Sur ces entrefaites, William Florville mit cap sur le Nord vers l’intérieur. Alors qu’il voyageait le long du cours de la rivière de Sangamon dans l’Illinois en 1831, il rencontra un jeune homme d’à peu près son âge avec une hache, portant une chemise rouge et qui sortait d’un bois voisin. Il s’agissait d’un jeune de 22 ans nommé Abraham Lincoln. Les deux sympathisèrent et se rendirent ensemble à New Salem, puis à Springfield dans l’Illinois.

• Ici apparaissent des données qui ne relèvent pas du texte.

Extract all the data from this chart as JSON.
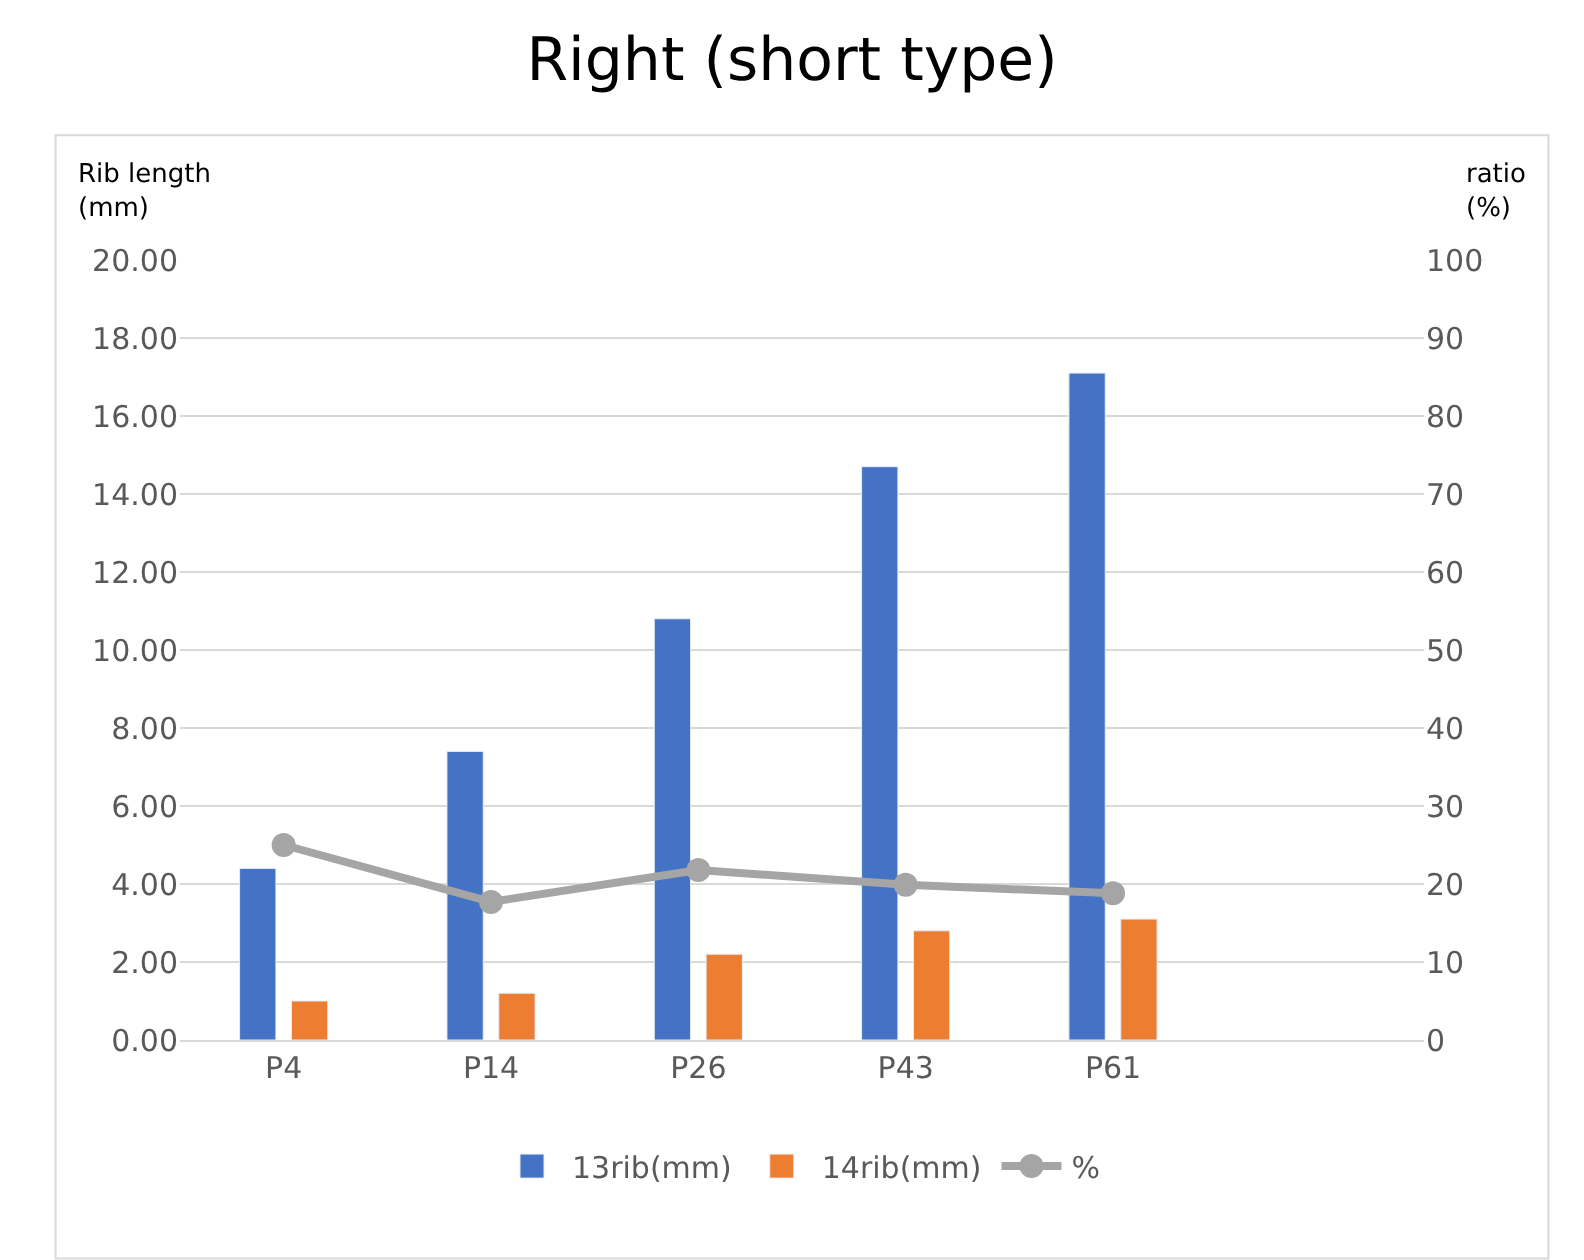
{
  "chart_data": {
    "type": "bar",
    "title": "Right (short type)",
    "ylabel": "Rib length\n(mm)",
    "y2label": "ratio\n(%)",
    "categories": [
      "P4",
      "P14",
      "P26",
      "P43",
      "P61",
      null
    ],
    "series": [
      {
        "name": "13rib(mm)",
        "color": "#4472c4",
        "values": [
          4.4,
          7.4,
          10.8,
          14.7,
          17.1,
          null
        ]
      },
      {
        "name": "14rib(mm)",
        "color": "#ed7d31",
        "values": [
          1.0,
          1.2,
          2.2,
          2.8,
          3.1,
          null
        ]
      },
      {
        "name": "%",
        "type": "line",
        "axis": "y2",
        "color": "#a5a5a5",
        "marker": "circle",
        "values": [
          25,
          17.7,
          21.8,
          19.9,
          18.8,
          null
        ]
      }
    ],
    "ylim": [
      0,
      20
    ],
    "yticks": [
      {
        "value": 0,
        "label": "0.00"
      },
      {
        "value": 2,
        "label": "2.00"
      },
      {
        "value": 4,
        "label": "4.00"
      },
      {
        "value": 6,
        "label": "6.00"
      },
      {
        "value": 8,
        "label": "8.00"
      },
      {
        "value": 10,
        "label": "10.00"
      },
      {
        "value": 12,
        "label": "12.00"
      },
      {
        "value": 14,
        "label": "14.00"
      },
      {
        "value": 16,
        "label": "16.00"
      },
      {
        "value": 18,
        "label": "18.00"
      },
      {
        "value": 20,
        "label": "20.00"
      }
    ],
    "y2lim": [
      0,
      100
    ],
    "y2ticks": [
      0,
      10,
      20,
      30,
      40,
      50,
      60,
      70,
      80,
      90,
      100
    ],
    "grid": "y",
    "legend": "bottom"
  }
}
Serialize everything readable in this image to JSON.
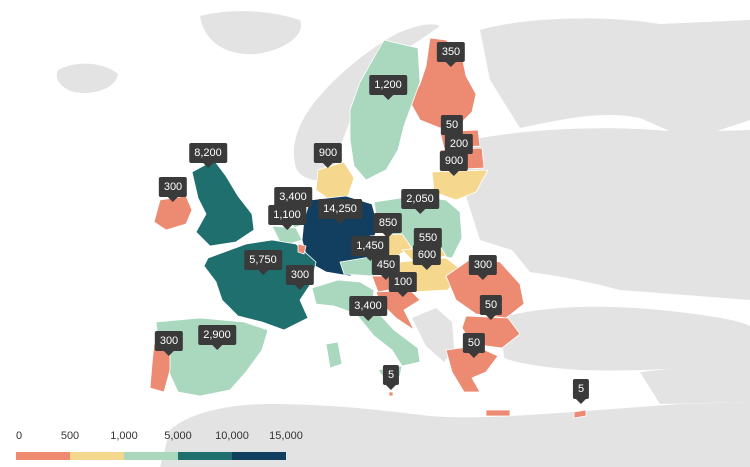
{
  "colors": {
    "background": "#ffffff",
    "land": "#e3e3e3",
    "bin0": "#ec8a72",
    "bin1": "#f5d88e",
    "bin2": "#a9d8bf",
    "bin3": "#1f6f6f",
    "bin4": "#123f60"
  },
  "legend": {
    "ticks": [
      "0",
      "500",
      "1,000",
      "5,000",
      "10,000",
      "15,000"
    ],
    "bins": [
      "bin0",
      "bin1",
      "bin2",
      "bin3",
      "bin4"
    ]
  },
  "map_data": {
    "type": "choropleth",
    "regions": [
      {
        "country": "Finland",
        "value": 350,
        "label": "350"
      },
      {
        "country": "Sweden",
        "value": 1200,
        "label": "1,200"
      },
      {
        "country": "Estonia",
        "value": 50,
        "label": "50"
      },
      {
        "country": "Latvia",
        "value": 200,
        "label": "200"
      },
      {
        "country": "Lithuania",
        "value": 900,
        "label": "900"
      },
      {
        "country": "Denmark",
        "value": 900,
        "label": "900"
      },
      {
        "country": "Ireland",
        "value": 300,
        "label": "300"
      },
      {
        "country": "United Kingdom",
        "value": 8200,
        "label": "8,200"
      },
      {
        "country": "Netherlands",
        "value": 3400,
        "label": "3,400"
      },
      {
        "country": "Belgium",
        "value": 1100,
        "label": "1,100"
      },
      {
        "country": "Germany",
        "value": 14250,
        "label": "14,250"
      },
      {
        "country": "Poland",
        "value": 2050,
        "label": "2,050"
      },
      {
        "country": "Czechia",
        "value": 850,
        "label": "850"
      },
      {
        "country": "Austria",
        "value": 1450,
        "label": "1,450"
      },
      {
        "country": "Slovakia",
        "value": 550,
        "label": "550"
      },
      {
        "country": "Hungary",
        "value": 600,
        "label": "600"
      },
      {
        "country": "Slovenia",
        "value": 450,
        "label": "450"
      },
      {
        "country": "Croatia",
        "value": 100,
        "label": "100"
      },
      {
        "country": "France",
        "value": 5750,
        "label": "5,750"
      },
      {
        "country": "Luxembourg",
        "value": 300,
        "label": "300"
      },
      {
        "country": "Italy",
        "value": 3400,
        "label": "3,400"
      },
      {
        "country": "Romania",
        "value": 300,
        "label": "300"
      },
      {
        "country": "Bulgaria",
        "value": 50,
        "label": "50"
      },
      {
        "country": "Greece",
        "value": 50,
        "label": "50"
      },
      {
        "country": "Spain",
        "value": 2900,
        "label": "2,900"
      },
      {
        "country": "Portugal",
        "value": 300,
        "label": "300"
      },
      {
        "country": "Malta",
        "value": 5,
        "label": "5"
      },
      {
        "country": "Cyprus",
        "value": 5,
        "label": "5"
      }
    ]
  }
}
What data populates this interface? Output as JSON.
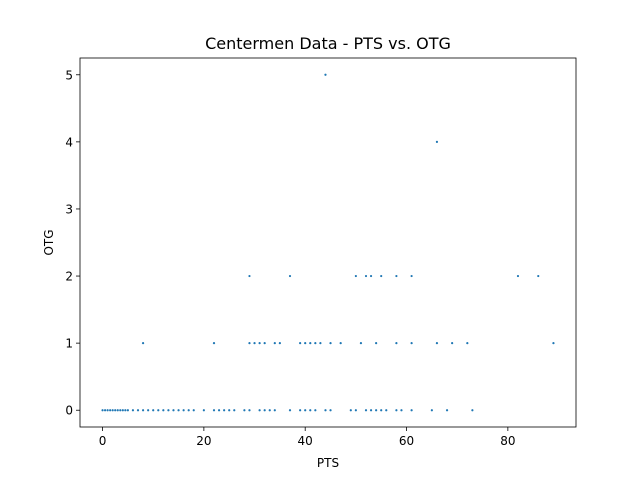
{
  "chart_data": {
    "type": "scatter",
    "title": "Centermen Data - PTS vs. OTG",
    "xlabel": "PTS",
    "ylabel": "OTG",
    "xlim": [
      -4.45,
      93.45
    ],
    "ylim": [
      -0.25,
      5.25
    ],
    "xticks": [
      0,
      20,
      40,
      60,
      80
    ],
    "yticks": [
      0,
      1,
      2,
      3,
      4,
      5
    ],
    "grid": false,
    "colors": {
      "points": "#1f77b4",
      "axes": "#000000"
    },
    "series": [
      {
        "name": "Centermen",
        "x": [
          0,
          0.5,
          1,
          1.5,
          2,
          2.5,
          3,
          3.5,
          4,
          4.5,
          5,
          6,
          7,
          8,
          9,
          10,
          11,
          12,
          13,
          14,
          15,
          16,
          17,
          18,
          20,
          22,
          23,
          24,
          25,
          26,
          28,
          29,
          31,
          32,
          33,
          34,
          37,
          39,
          40,
          41,
          42,
          44,
          45,
          49,
          50,
          52,
          53,
          54,
          55,
          56,
          58,
          59,
          61,
          65,
          68,
          73,
          8,
          22,
          29,
          30,
          31,
          32,
          34,
          35,
          39,
          40,
          41,
          42,
          43,
          45,
          47,
          51,
          54,
          58,
          61,
          66,
          69,
          72,
          89,
          29,
          37,
          50,
          52,
          53,
          55,
          58,
          61,
          82,
          86,
          66,
          44
        ],
        "y": [
          0,
          0,
          0,
          0,
          0,
          0,
          0,
          0,
          0,
          0,
          0,
          0,
          0,
          0,
          0,
          0,
          0,
          0,
          0,
          0,
          0,
          0,
          0,
          0,
          0,
          0,
          0,
          0,
          0,
          0,
          0,
          0,
          0,
          0,
          0,
          0,
          0,
          0,
          0,
          0,
          0,
          0,
          0,
          0,
          0,
          0,
          0,
          0,
          0,
          0,
          0,
          0,
          0,
          0,
          0,
          0,
          1,
          1,
          1,
          1,
          1,
          1,
          1,
          1,
          1,
          1,
          1,
          1,
          1,
          1,
          1,
          1,
          1,
          1,
          1,
          1,
          1,
          1,
          1,
          2,
          2,
          2,
          2,
          2,
          2,
          2,
          2,
          2,
          2,
          4,
          5
        ]
      }
    ]
  }
}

Dans cette ville, William Florville façonna le premier salon de coiffure, le premier barber shop, et fut le barbier ou coiffeur de Abraham Lincoln pendant vingt-quatre ans. Peu à peu, grâce à ses économies, William conçut la première blanchisserie, buanderie et au fil du temps, l’homme d’affaires d’origine haïtienne devint un citoyen notable et un des principaux Noirs de Springfield. La prononciation anglaise fit que Forville devint Fleurville, et même ‘de Fleurville’ pour certains clients blancs qui le snobaient en lui accordant une descendance française. Mais le pseudonyme le plus commun de William Florville était Billy the Barber.

Billy, je veux que tu me rases et que tu me coupes les cheveux aussi, et je veux que tu le fasses comme si j’allais me marier.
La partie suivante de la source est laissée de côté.